L’écrivain Bachir Hadjadj a obtenu en 2007 le Prix Séligmann, « contre le racisme, l’injustice et l’intolérance » et le 37e Prix ADELF (Association Des Écrivains de Langue Française) pour l’Afrique/ Méditerranée – Maghreb.
Voici un extrait de son ouvrage afin comme il l’écrit : « que la somme d’histoires individuelles permette d’approcher la grande histoire ».
« Sétif, mai 1945 : j’avais 8 ans »
« … Les écoles aussi avaient été réquisitionnées, et donc, comme les autres enfants, je n’allais plus en classe. C’est ainsi que j’ai pu assister, aux premières loges, aux tragiques événements de mai 1945. J’avais huit ans.
Le 8 mai, des manifestations avaient été préparées pour fêter la signature de l’armistice qui mettait fin à la Seconde Guerre mondiale. Le mouvement nationaliste organisa son propre défilé sous ses propres mots d’ordre : sa démonstration tourna à l’émeute, puis à l’insurrection. Une trentaine d’Européens furent abattus, à Sétif et dans les localités alentour, ce à quoi l’armée française ne tarda pas à répliquer (Note de l’auteur : Au motif de rébellion, la répression coloniale fit des dizaines de milliers de victimes civiles.) : la rumeur disait qu’elle fusillait tous les Arabes qu’elle trouvait au centre-ville, et que le sang arrivait « jusqu’aux genoux ».

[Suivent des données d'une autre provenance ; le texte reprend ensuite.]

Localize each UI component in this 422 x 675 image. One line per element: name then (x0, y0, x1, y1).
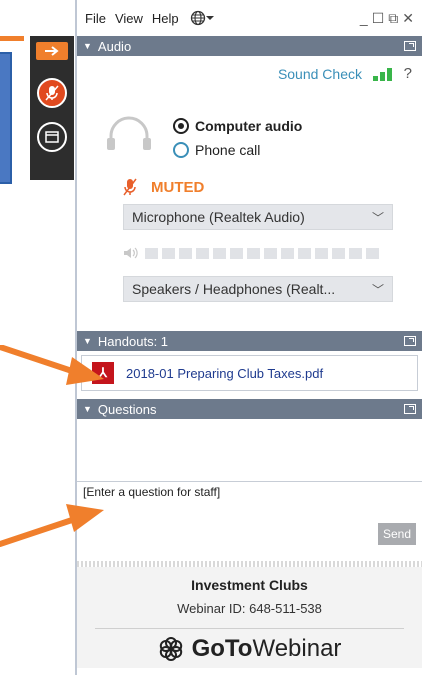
speakers-select[interactable]: Speakers / Headphones (Realt... ﹀ (123, 276, 393, 302)
send-button[interactable]: Send (378, 523, 416, 545)
handouts-section: ⅄ 2018-01 Preparing Club Taxes.pdf (77, 351, 422, 399)
background-window-edge (0, 52, 12, 184)
organizer-name: Investment Clubs (191, 577, 308, 593)
computer-audio-label: Computer audio (195, 118, 303, 134)
microphone-select[interactable]: Microphone (Realtek Audio) ﹀ (123, 204, 393, 230)
questions-log (77, 419, 422, 481)
footer-divider (95, 628, 404, 629)
menu-help[interactable]: Help (152, 11, 179, 26)
control-panel: File View Help _ ☐ ⧉ ✕ ▼ Audio Sound Che… (75, 0, 422, 675)
microphone-value: Microphone (Realtek Audio) (132, 209, 305, 225)
chevron-down-icon: ﹀ (371, 210, 384, 225)
caret-down-icon (205, 16, 214, 20)
flower-logo-icon (159, 637, 182, 661)
minimize-button[interactable]: _ (360, 10, 368, 26)
handouts-section-header[interactable]: ▼ Handouts: 1 (77, 331, 422, 351)
webinar-id: Webinar ID: 648-511-538 (177, 601, 322, 616)
chevron-down-icon: ﹀ (371, 282, 384, 297)
annotation-arrow-handout (0, 345, 104, 385)
question-input[interactable]: [Enter a question for staff] (77, 481, 422, 521)
questions-section-header[interactable]: ▼ Questions (77, 399, 422, 419)
annotation-arrow-question (0, 504, 104, 547)
orange-accent-bar (0, 36, 24, 41)
restore-button[interactable]: ⧉ (388, 10, 398, 27)
menu-view[interactable]: View (115, 11, 143, 26)
send-area: Send (77, 521, 422, 561)
questions-section-title: Questions (97, 401, 157, 417)
signal-strength-icon (373, 67, 392, 81)
collapse-triangle-icon: ▼ (83, 41, 92, 51)
handout-file-link[interactable]: ⅄ 2018-01 Preparing Club Taxes.pdf (81, 355, 418, 391)
radio-selected[interactable] (173, 118, 189, 134)
collapse-panel-button[interactable] (36, 42, 68, 60)
popout-icon[interactable] (404, 41, 416, 51)
handout-file-name: 2018-01 Preparing Club Taxes.pdf (126, 365, 324, 381)
window-icon (45, 131, 59, 143)
logo-goto-text: GoTo (191, 635, 253, 662)
gotowebinar-logo: GoTo Webinar (77, 635, 422, 663)
headset-icon (107, 116, 151, 150)
arrow-right-icon (45, 46, 59, 56)
audio-section: Sound Check ? Computer audio Phone call … (77, 56, 422, 331)
speaker-icon (124, 247, 138, 259)
audio-section-header[interactable]: ▼ Audio (77, 36, 422, 56)
speaker-level-meter (123, 246, 379, 260)
close-button[interactable]: ✕ (402, 10, 414, 27)
speakers-value: Speakers / Headphones (Realt... (132, 281, 336, 297)
globe-icon (190, 10, 205, 26)
webinar-info-footer: Investment Clubs Webinar ID: 648-511-538… (77, 567, 422, 668)
radio-unselected[interactable] (173, 142, 189, 158)
muted-status: MUTED (123, 178, 204, 196)
maximize-button[interactable]: ☐ (372, 10, 385, 27)
muted-mic-icon (123, 178, 137, 196)
handouts-section-title: Handouts: 1 (97, 333, 169, 349)
audio-section-title: Audio (97, 38, 132, 54)
phone-call-label: Phone call (195, 142, 261, 158)
control-toolbar (30, 36, 74, 180)
phone-call-option[interactable]: Phone call (173, 142, 260, 158)
computer-audio-option[interactable]: Computer audio (173, 118, 302, 134)
collapse-triangle-icon: ▼ (83, 404, 92, 414)
logo-webinar-text: Webinar (252, 635, 342, 662)
muted-mic-icon (45, 85, 59, 101)
mute-toggle-button[interactable] (37, 78, 67, 108)
language-menu[interactable] (190, 10, 214, 26)
menu-bar: File View Help _ ☐ ⧉ ✕ (77, 0, 422, 36)
help-button[interactable]: ? (404, 65, 412, 82)
popout-icon[interactable] (404, 336, 416, 346)
popout-icon[interactable] (404, 404, 416, 414)
sound-check-link[interactable]: Sound Check (278, 66, 362, 82)
menu-file[interactable]: File (85, 11, 106, 26)
screen-toggle-button[interactable] (37, 122, 67, 152)
muted-label: MUTED (151, 178, 205, 196)
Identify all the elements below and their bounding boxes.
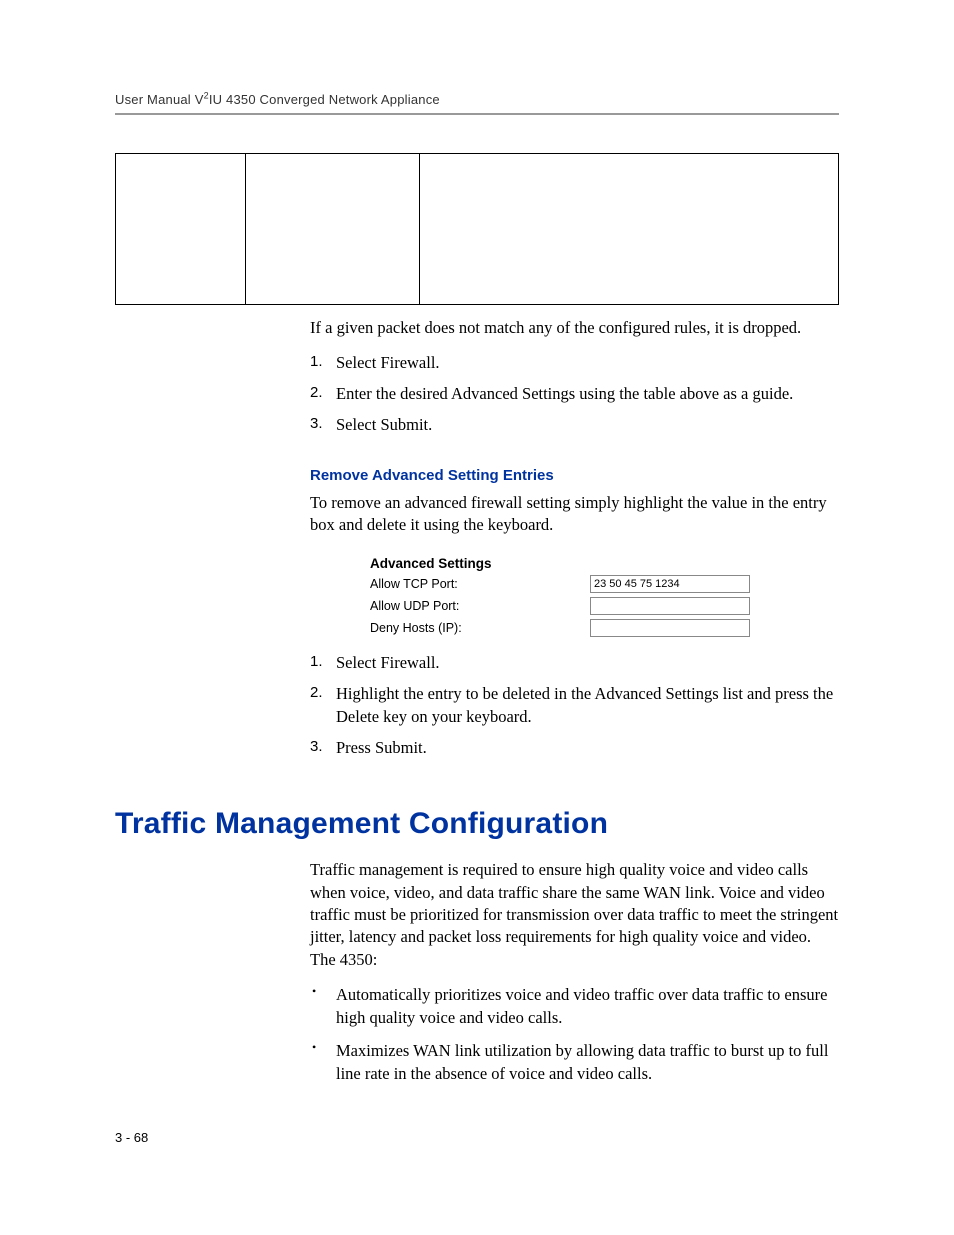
remove-paragraph: To remove an advanced firewall setting s… — [310, 492, 839, 537]
advanced-row-udp: Allow UDP Port: — [370, 597, 839, 615]
allow-udp-label: Allow UDP Port: — [370, 599, 590, 613]
bullet-text: Maximizes WAN link utilization by allowi… — [336, 1041, 828, 1083]
step-text: Select Submit. — [336, 415, 432, 434]
allow-tcp-label: Allow TCP Port: — [370, 577, 590, 591]
list-item: 1. Select Firewall. — [310, 351, 839, 374]
table-cell — [246, 154, 420, 305]
list-item: 1. Select Firewall. — [310, 651, 839, 674]
list-item: 2. Enter the desired Advanced Settings us… — [310, 382, 839, 405]
table-cell — [116, 154, 246, 305]
step-number: 2. — [310, 682, 323, 703]
intro-paragraph: If a given packet does not match any of … — [310, 317, 839, 339]
step-text: Enter the desired Advanced Settings usin… — [336, 384, 793, 403]
traffic-body: Traffic management is required to ensure… — [310, 859, 839, 1085]
bullet-text: Automatically prioritizes voice and vide… — [336, 985, 827, 1027]
deny-hosts-input[interactable] — [590, 619, 750, 637]
step-number: 1. — [310, 651, 323, 672]
running-header: User Manual V2IU 4350 Converged Network … — [115, 92, 839, 107]
traffic-bullets: Automatically prioritizes voice and vide… — [310, 983, 839, 1085]
steps-list-2: 1. Select Firewall. 2. Highlight the entry… — [310, 651, 839, 759]
step-number: 3. — [310, 736, 323, 757]
content-area: If a given packet does not match any of … — [115, 153, 839, 1085]
traffic-management-heading: Traffic Management Configuration — [115, 807, 839, 841]
header-suffix: IU 4350 Converged Network Appliance — [209, 92, 440, 107]
page: User Manual V2IU 4350 Converged Network … — [0, 0, 954, 1235]
header-prefix: User Manual V — [115, 92, 204, 107]
step-text: Highlight the entry to be deleted in the… — [336, 684, 833, 726]
body-column: If a given packet does not match any of … — [310, 317, 839, 759]
advanced-settings-title: Advanced Settings — [370, 556, 839, 571]
advanced-settings-panel: Advanced Settings Allow TCP Port: Allow … — [370, 556, 839, 637]
allow-tcp-input[interactable] — [590, 575, 750, 593]
advanced-row-tcp: Allow TCP Port: — [370, 575, 839, 593]
step-number: 3. — [310, 413, 323, 434]
empty-reference-table — [115, 153, 839, 305]
steps-list-1: 1. Select Firewall. 2. Enter the desired A… — [310, 351, 839, 436]
header-rule — [115, 113, 839, 115]
advanced-row-deny: Deny Hosts (IP): — [370, 619, 839, 637]
remove-heading: Remove Advanced Setting Entries — [310, 467, 839, 484]
step-number: 2. — [310, 382, 323, 403]
step-number: 1. — [310, 351, 323, 372]
step-text: Select Firewall. — [336, 653, 440, 672]
list-item: 2. Highlight the entry to be deleted in t… — [310, 682, 839, 728]
list-item: 3. Press Submit. — [310, 736, 839, 759]
allow-udp-input[interactable] — [590, 597, 750, 615]
table-cell — [419, 154, 838, 305]
step-text: Press Submit. — [336, 738, 427, 757]
list-item: 3. Select Submit. — [310, 413, 839, 436]
page-number: 3 - 68 — [115, 1130, 148, 1145]
list-item: Automatically prioritizes voice and vide… — [310, 983, 839, 1029]
step-text: Select Firewall. — [336, 353, 440, 372]
traffic-paragraph: Traffic management is required to ensure… — [310, 859, 839, 970]
deny-hosts-label: Deny Hosts (IP): — [370, 621, 590, 635]
list-item: Maximizes WAN link utilization by allowi… — [310, 1039, 839, 1085]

Avec mes frères, j’étais cependant plutôt agité et curieux de savoir ce qui se passait : pour nous empêcher d’aller dans la rue, M’ma et Fatima, en l’absence de mon père, durent fermer à double tour la porte principale. Mais elles ne cédèrent pas à la panique. Je me souviens que notre voisine, Mme Schmidt, une femme de cheminot qui se trouvait seule chez elle, vint se réfugier chez nous : une fois que cette imposante blonde eut troqué sa robe d’été à fleurs contre une robe kabyle, M’ma la rassura en lui expliquant que les éventuels émeutiers n’oseraient jamais pénétrer dans une maison où il y avait des femmes arabes. Elles plaisantèrent et rirent ensemble.
Elles ne tardèrent cependant pas à s’inquiéter, ma mère pour mes grands frères Rochdi et Samaï, tous deux membres des Kechafa (scouts musulmans) qui devaient participer aux manifestations prévues et qui ne rentraient pas, Mme Schmidt pour son mari et pour son fils qui travaillaient en ville et qui ne donnaient pas plus signe de vie.
L’angoisse dura plusieurs jours. Le couvre-feu avait été instauré, de jour comme de nuit. Les avions survolaient à basse altitude les quartiers arabes de Sétif et tous les petits villages aux alentours : leur bruit assourdissant en rase-motte au dessus des toits me terrifiait. Des patrouilles militaires, accompagnés de civils européens, peut-être des inspecteurs de police ou bien des membres de la milice européenne, procédèrent à la fouille des maisons arabes, à la recherche d’armes et de suspect. Mes mères suivaient leur progression aux coups de feu isolés ou aux rafales de mitraillette qu’elles entendaient, se griffant le visage ou se frappant la poitrine à chaque détonation ; elles avaient des parents et des amis dans ces quartiers-là, elles avaient peur pour eux.
Enfin, au bout de presque une semaine, mes frères réapparurent, ainsi que le mari et le fils de Mme Schmidt qui put, toute souriante et soulagée, retourner chez elle sous les « Mabrouk » de ma mère (Note de l’auteur : Mabrouk : celui qui a la baraka. Ici il signifierait plutôt : « Dieu soit loué ! »). Dans les jours qui suivirent, elle nous rendait visite ostensiblement, certainement pour faire passer le message aux patrouilles militaires qui continuaient à fouiller les maisons que c’était une maison « amie ». Brave Mme Schmidt, c’était sa façon de vouloir nous protéger… Echange de bons procédés, en somme. .… »
Extrait du livre de Bachir Hadjadj : Les voleurs de rêves. Cent cinquante ans d’histoire d’une famille algérienne. Préface de Jean Lacouture. Publié aux Editions Albin Michel. 2007. 22 €.